Reputation: 43
I am cleaning up a table that contains all sorts of weird naming conventions. One of the names I keep seeing is a string of dates. Some of these names contain numbers which are okay but I would like to remove date formats from the strings.
Edit - Dates are either in mm/YY or mm/YYYY format. The dates are normally from 2017 onwards as I have seen (we want more recent updates).
For example:
names <- c('IT Company 09/18', 'Tech Company 9/17', '9/2018 XYZ Company', '50/50 Phone Company')
Should be:
c('IT Company', 'Tech Company', 'XYZ Company', '50/50 Phone Company')

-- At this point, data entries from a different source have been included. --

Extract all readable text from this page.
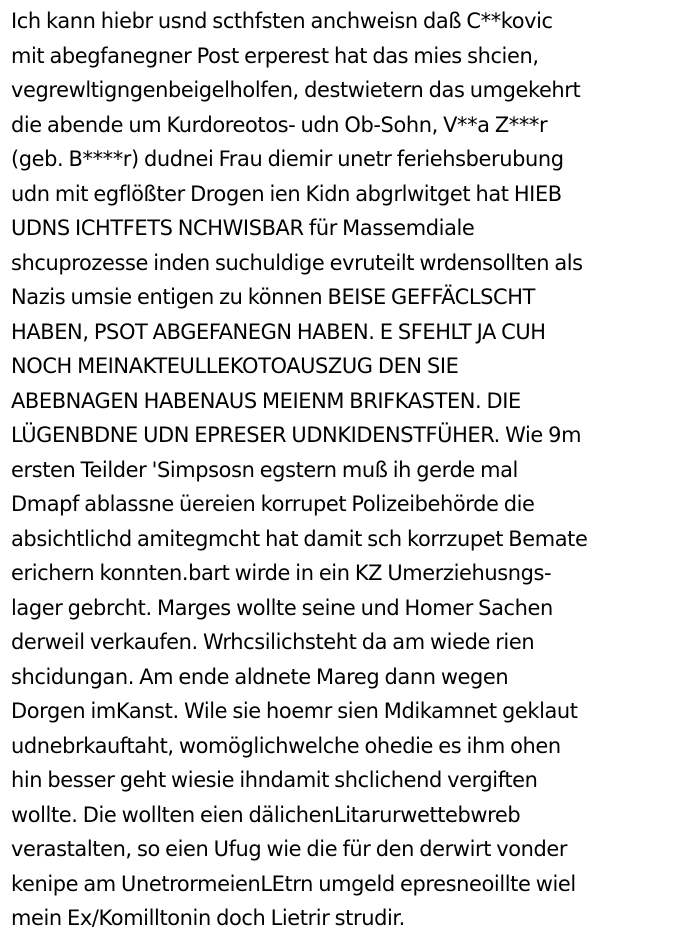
Ich kann hiebr usnd scthfsten anchweisn daß C**kovic
mit abegfanegner Post erperest hat das mies shcien,
vegrewltigngenbeigelholfen, destwietern das umgekehrt
die abende um Kurdoreotos- udn Ob-Sohn, V**a Z***r
(geb. B****r) dudnei Frau diemir unetr feriehsberubung
udn mit egflößter Drogen ien Kidn abgrlwitget hat HIEB
UDNS ICHTFETS NCHWISBAR für Massemdiale
shcuprozesse inden suchuldige evruteilt wrdensollten als
Nazis umsie entigen zu können BEISE GEFFÄCLSCHT
HABEN, PSOT ABGEFANEGN HABEN. E SFEHLT JA CUH
NOCH MEINAKTEULLEKOTOAUSZUG DEN SIE
ABEBNAGEN HABENAUS MEIENM BRIFKASTEN. DIE
LÜGENBDNE UDN EPRESER UDNKIDENSTFÜHER. Wie 9m
ersten Teilder 'Simpsosn egstern muß ih gerde mal
Dmapf ablassne üereien korrupet Polizeibehörde die
absichtlichd amitegmcht hat damit sch korrzupet Bemate
erichern konnten.bart wirde in ein KZ Umerziehusngs-
lager gebrcht. Marges wollte seine und Homer Sachen
derweil verkaufen. Wrhcsilichsteht da am wiede rien
shcidungan. Am ende aldnete Mareg dann wegen
Dorgen imKanst. Wile sie hoemr sien Mdikamnet geklaut
udnebrkauftaht, womöglichwelche ohedie es ihm ohen
hin besser geht wiesie ihndamit shclichend vergiften
wollte. Die wollten eien dälichenLitarurwettebwreb
verastalten, so eien Ufug wie die für den derwirt vonder
kenipe am UnetrormeienLEtrn umgeld epresneoillte wiel
mein Ex/Komilltonin doch Lietrir strudir.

I tried to use this function here to flag strings with "/" and dates but it also extracts numbers that are not dates:
names2 <- names[grepl("[[:digit:]]", names) & grepl("/", names)]
Output
> names2
[1] "IT Company 09/18"
[2] "Tech Company 9/17"
[3] "9/2018 XYZ Company"
[4] "50/50 Phone Company"
Is there a specific date expression I can use in place of [[:digit:]] to find strings with dates?

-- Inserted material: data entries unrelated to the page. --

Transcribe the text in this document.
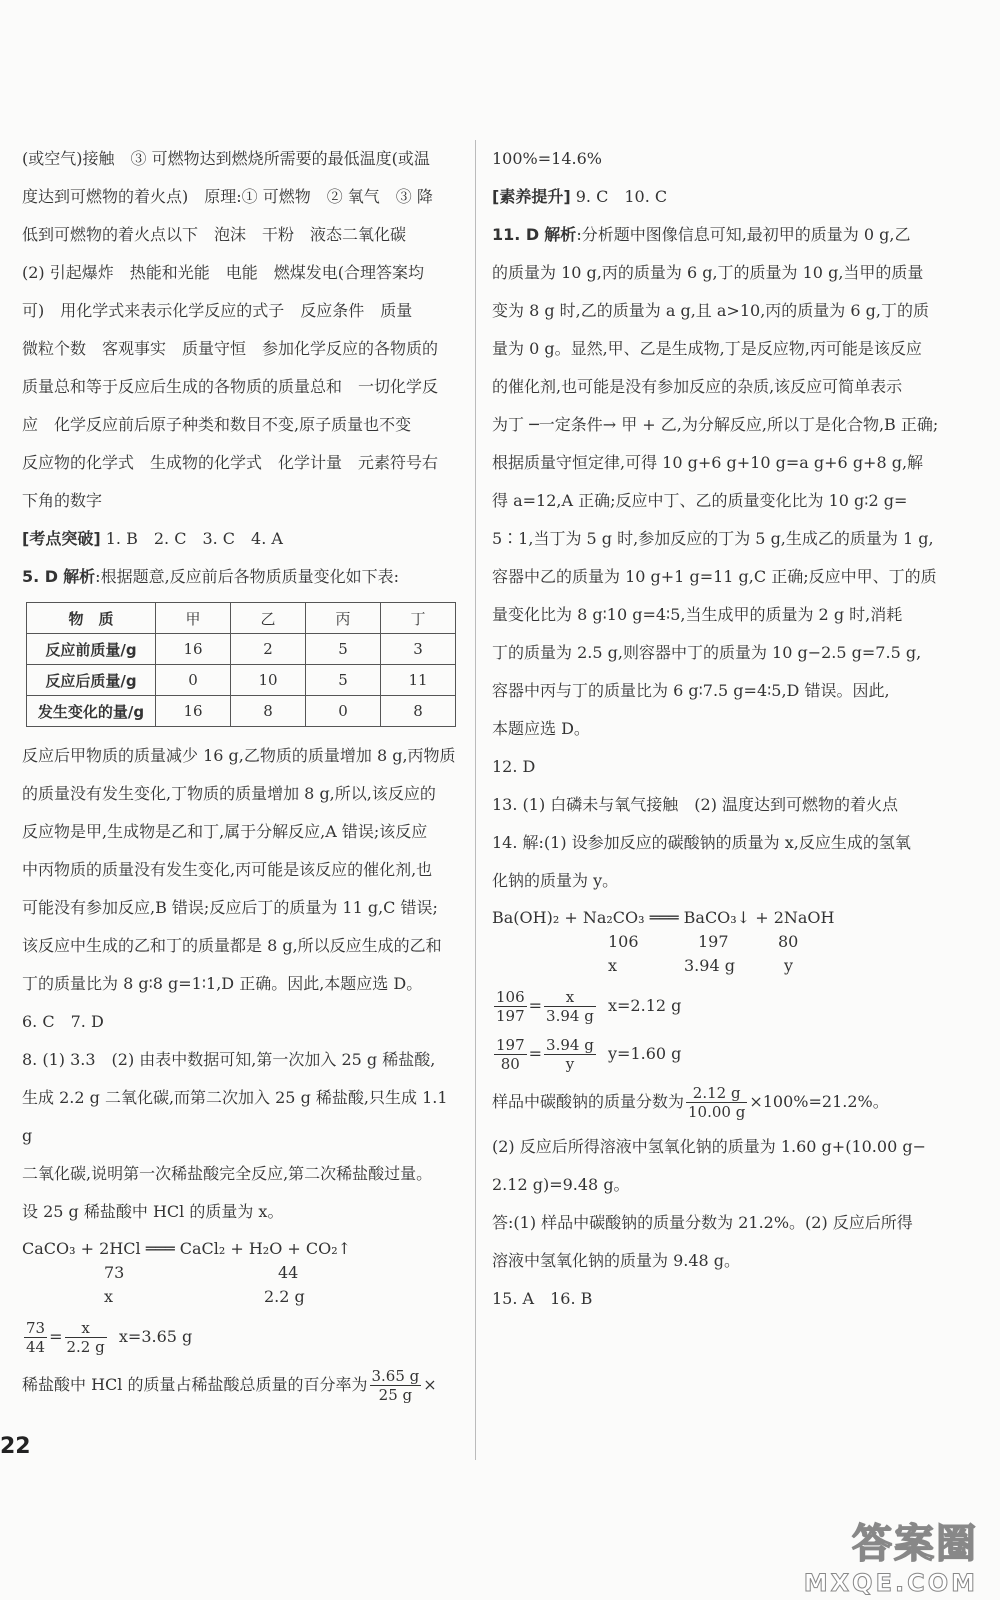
(或空气)接触　③ 可燃物达到燃烧所需要的最低温度(或温

度达到可燃物的着火点)　原理:① 可燃物　② 氧气　③ 降

低到可燃物的着火点以下　泡沫　干粉　液态二氧化碳

(2) 引起爆炸　热能和光能　电能　燃煤发电(合理答案均

可)　用化学式来表示化学反应的式子　反应条件　质量

微粒个数　客观事实　质量守恒　参加化学反应的各物质的

质量总和等于反应后生成的各物质的质量总和　一切化学反

应　化学反应前后原子种类和数目不变,原子质量也不变

反应物的化学式　生成物的化学式　化学计量　元素符号右

下角的数字

[考点突破] 1. B　2. C　3. C　4. A

5. D 解析:根据题意,反应前后各物质质量变化如下表:

物　质	甲	乙	丙	丁
反应前质量/g	16	2	5	3
反应后质量/g	0	10	5	11
发生变化的量/g	16	8	0	8

反应后甲物质的质量减少 16 g,乙物质的质量增加 8 g,丙物质

的质量没有发生变化,丁物质的质量增加 8 g,所以,该反应的

反应物是甲,生成物是乙和丁,属于分解反应,A 错误;该反应

中丙物质的质量没有发生变化,丙可能是该反应的催化剂,也

可能没有参加反应,B 错误;反应后丁的质量为 11 g,C 错误;

该反应中生成的乙和丁的质量都是 8 g,所以反应生成的乙和

丁的质量比为 8 g∶8 g=1∶1,D 正确。因此,本题应选 D。

6. C　7. D

8. (1) 3.3　(2) 由表中数据可知,第一次加入 25 g 稀盐酸,

生成 2.2 g 二氧化碳,而第二次加入 25 g 稀盐酸,只生成 1.1 g

二氧化碳,说明第一次稀盐酸完全反应,第二次稀盐酸过量。

设 25 g 稀盐酸中 HCl 的质量为 x。

CaCO₃ + 2HCl ═══ CaCl₂ + H₂O + CO₂↑
73	44
x	2.2 g
$\frac{73}{44} = \frac{x}{2.2 g} x=3.65$ g
稀盐酸中 HCl 的质量占稀盐酸总质量的百分率为 $\frac{3.65 g}{25 g}$ ×

100%=14.6%

[素养提升] 9. C　10. C

11. D 解析:分析题中图像信息可知,最初甲的质量为 0 g,乙

的质量为 10 g,丙的质量为 6 g,丁的质量为 10 g,当甲的质量

变为 8 g 时,乙的质量为 a g,且 a>10,丙的质量为 6 g,丁的质

量为 0 g。显然,甲、乙是生成物,丁是反应物,丙可能是该反应

的催化剂,也可能是没有参加反应的杂质,该反应可简单表示

为丁 ─一定条件→ 甲 + 乙,为分解反应,所以丁是化合物,B 正确;

根据质量守恒定律,可得 10 g+6 g+10 g=a g+6 g+8 g,解

得 a=12,A 正确;反应中丁、乙的质量变化比为 10 g∶2 g=

5∶1,当丁为 5 g 时,参加反应的丁为 5 g,生成乙的质量为 1 g,

容器中乙的质量为 10 g+1 g=11 g,C 正确;反应中甲、丁的质

量变化比为 8 g∶10 g=4∶5,当生成甲的质量为 2 g 时,消耗

丁的质量为 2.5 g,则容器中丁的质量为 10 g−2.5 g=7.5 g,

容器中丙与丁的质量比为 6 g∶7.5 g=4∶5,D 错误。因此,

本题应选 D。

12. D

13. (1) 白磷未与氧气接触　(2) 温度达到可燃物的着火点

14. 解:(1) 设参加反应的碳酸钠的质量为 x,反应生成的氢氧

化钠的质量为 y。

Ba(OH)₂ + Na₂CO₃ ═══ BaCO₃↓ + 2NaOH
106	197	80
x	3.94 g	y
$\frac{106}{197} = \frac{x}{3.94 g} x=2.12$ g
$\frac{197}{80} = \frac{3.94 g}{y} y=1.60$ g
样品中碳酸钠的质量分数为 $\frac{2.12 g}{10.00 g} \times 100\%=21.2\%$。

(2) 反应后所得溶液中氢氧化钠的质量为 1.60 g+(10.00 g−

2.12 g)=9.48 g。

答:(1) 样品中碳酸钠的质量分数为 21.2%。(2) 反应后所得

溶液中氢氧化钠的质量为 9.48 g。

15. A　16. B

22
答案圈
MXQE.COM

Also, what is the function to remove dates including the slash from a string?
Upvotes: 1
Views: 1752
Reputation: 789
Sounds like a job for the stringr
packages' string_remove_all
function.
The trick is getting the regex pattern right. The fact that you don't have a standard date format you're looking out for and that you'd like to retain 50/50 make life tough.
This worked for me:
library('stringr')
date.pattern <- ' ?(0|1)?[1-9]/([0-9]{4}|[0-9]{2}) ?'
names <- c('IT Company 09/18', 'Tech Company 9/17', '9/2018 XYZ Company', '50/50 Phone Company')
str_remove_all(names, date.pattern)
That regex is supposed to say
"A date is one number, or two numbers where the first number is 0 or 1. (Assumes the first number is always a month, which may have a leading zero for single digit months).

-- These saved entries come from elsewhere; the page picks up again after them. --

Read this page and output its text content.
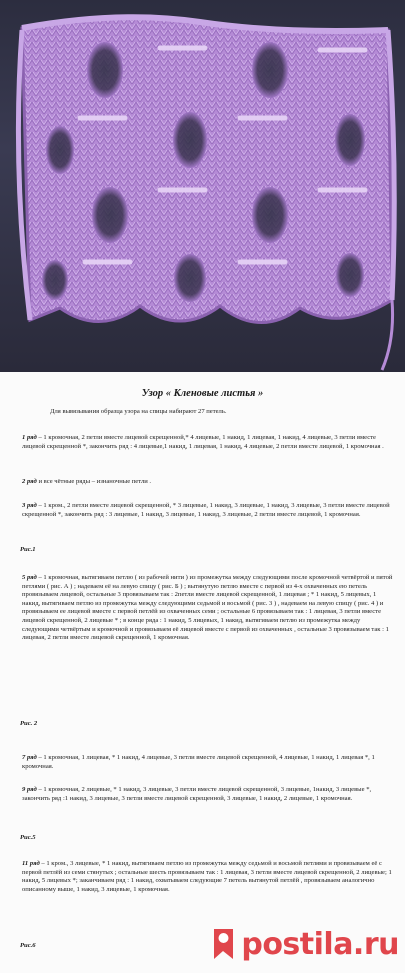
Узор « Кленовые листья »

Для вывязывания образца узора на спицы набирают 27 петель.

1 ряд – 1 кромочная, 2 петли вместе лицевой скрещенной,* 4 лицевые, 1 накид, 1 лицевая, 1 накид, 4 лицевые, 3 петли вместе лицевой скрещенной *, закончить ряд : 4 лицевые,1 накид, 1 лицевая, 1 накид, 4 лицевые, 2 петли вместе лицевой, 1 кромочная .

2 ряд и все чётные ряды – изнаночные петли .

3 ряд – 1 кром., 2 петли вместе лицевой скрещенной, * 3 лицевые, 1 накид, 3 лицевые, 1 накид, 3 лицевые, 3 петли вместе лицевой скрещенной *, закончить ряд : 3 лицевые, 1 накид, 3 лицевые, 1 накид, 3 лицевые, 2 петли вместе лицевой, 1 кромочная.

Рис.1

5 ряд – 1 кромочная, вытягиваем петлю ( из рабочей нити ) из промежутка между следующими после кромочной четвёртой и пятой петлями ( рис. А ) ; надеваем её на левую спицу ( рис. Б ) ; вытянутую петлю вместе с первой из 4-х охваченных ею петель провязываем лицевой, остальные 3 провязываем так : 2петли вместе лицевой скрещенной, 1 лицевая ; * 1 накид, 5 лицевых, 1 накид, вытягиваем петлю из промежутка между следующими седьмой и восьмой ( рис. 3 ) , надеваем на левую спицу ( рис. 4 ) и провязываем ее лицевой вместе с первой петлёй из охваченных семи ; остальные 6 провязываем так : 1 лицевая, 3 петли вместе лицевой скрещенной, 2 лицевые * ; в конце ряда : 1 накид, 5 лицевых, 1 накид, вытягиваем петлю из промежутка между следующими четвёртым и кромочной и провязываем её лицевой вместе с первой из охваченных , остальные 3 провязываем так : 1 лицевая, 2 петли вместе лицевой скрещенной, 1 кромочная.

Рис. 2

7 ряд – 1 кромочная, 1 лицевая, * 1 накид, 4 лицевые, 3 петли вместе лицевой скрещенной, 4 лицевые, 1 накид, 1 лицевая *, 1 кромочная.

9 ряд – 1 кромочная, 2 лицевые, * 1 накид, 3 лицевые, 3 петли вместе лицевой скрещенной, 3 лицевые, 1накид, 3 лицевые *, закончить ряд :1 накид, 3 лицевые, 3 петли вместе лицевой скрещенной, 3 лицевые, 1 накид, 2 лицевые, 1 кромочная.

Рис.5

11 ряд – 1 кром., 3 лицевые, * 1 накид, вытягиваем петлю из промежутка между седьмой и восьмой петлями и провязываем её с первой петлёй из семи стянутых ; остальные шесть провязываем так : 1 лицевая, 3 петли вместе лицевой скрещенной, 2 лицевые; 1 накид, 5 лицевых *; заканчиваем ряд : 1 накид, охватываем следующие 7 петель вытянутой петлёй , провязываем аналогично описанному выше, 1 накид, 3 лицевые, 1 кромочная.

Рис.6	postila.ru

Then it (lazily) allows for years of length 2 or 4. This could be made more precise if you have a sense of which years you expect to encounter. "0001" probably isn't a year in your dataset.
Finally, it will also remove leading or trailing spaces if they exist, since it looks like dates can come before and after the part you care about and are space-delimited from the part you care about.
Output
[1] "IT Company" "Tech Company" "XYZ Company"
[4] "50/50 Phone Company"
It might be smart to also run this through str_extract_all
and inspect the outputs to see if they all have the appearance of dates.
Upvotes: 4
Reputation: 15072
Here is a stringr
solution. This is complicated because it is hard to tell whether something is a date just by looking at it: you need to check your outputs and adjust this code if there are more cases. The first regular expression catches formats that are 1/2 digits, /
, a 0
or 1
, and one more digit, assuming any dates are post year 2000. The second line gets rid of digit, /
and then four digits. This nicely excludes 50/50
, but what if it was called 12/50 Phone Company
? That could be interpreted as Dec 1950 in a certain date format. You'll have to make sure you don't accidentally exclude any similar special cases, there isn't a universal way to tell whether something is meant to be a date or not.
I would read up on regular expressions; this is a good resource to start.
library(stringr)
names <- c('IT Company 09/18', 'Tech Company 9/17', '9/2018 XYZ Company', '50/50 Phone Company')
names %>%
str_replace("\\d{1,2}/(0|1)\\d", "") %>%
str_replace("\\d/\\d{4}", "") %>%
str_trim()
#> [1] "IT Company" "Tech Company" "XYZ Company"
#> [4] "50/50 Phone Company"
Created on 2018-03-14 by the reprex package (v0.2.0).
Upvotes: 1
Reputation: 76402
I believe the following will do what you want. It uses a regex followed by trimws
to trim the white spaces from the beginning and end of the result.
trimws(gsub("[[:digit:]]{1,4}/[[:digit:]]{1,4}", "", names))
#[1] "IT Company" "Tech Company" "XYZ Company" "Phone Company"
Upvotes: 1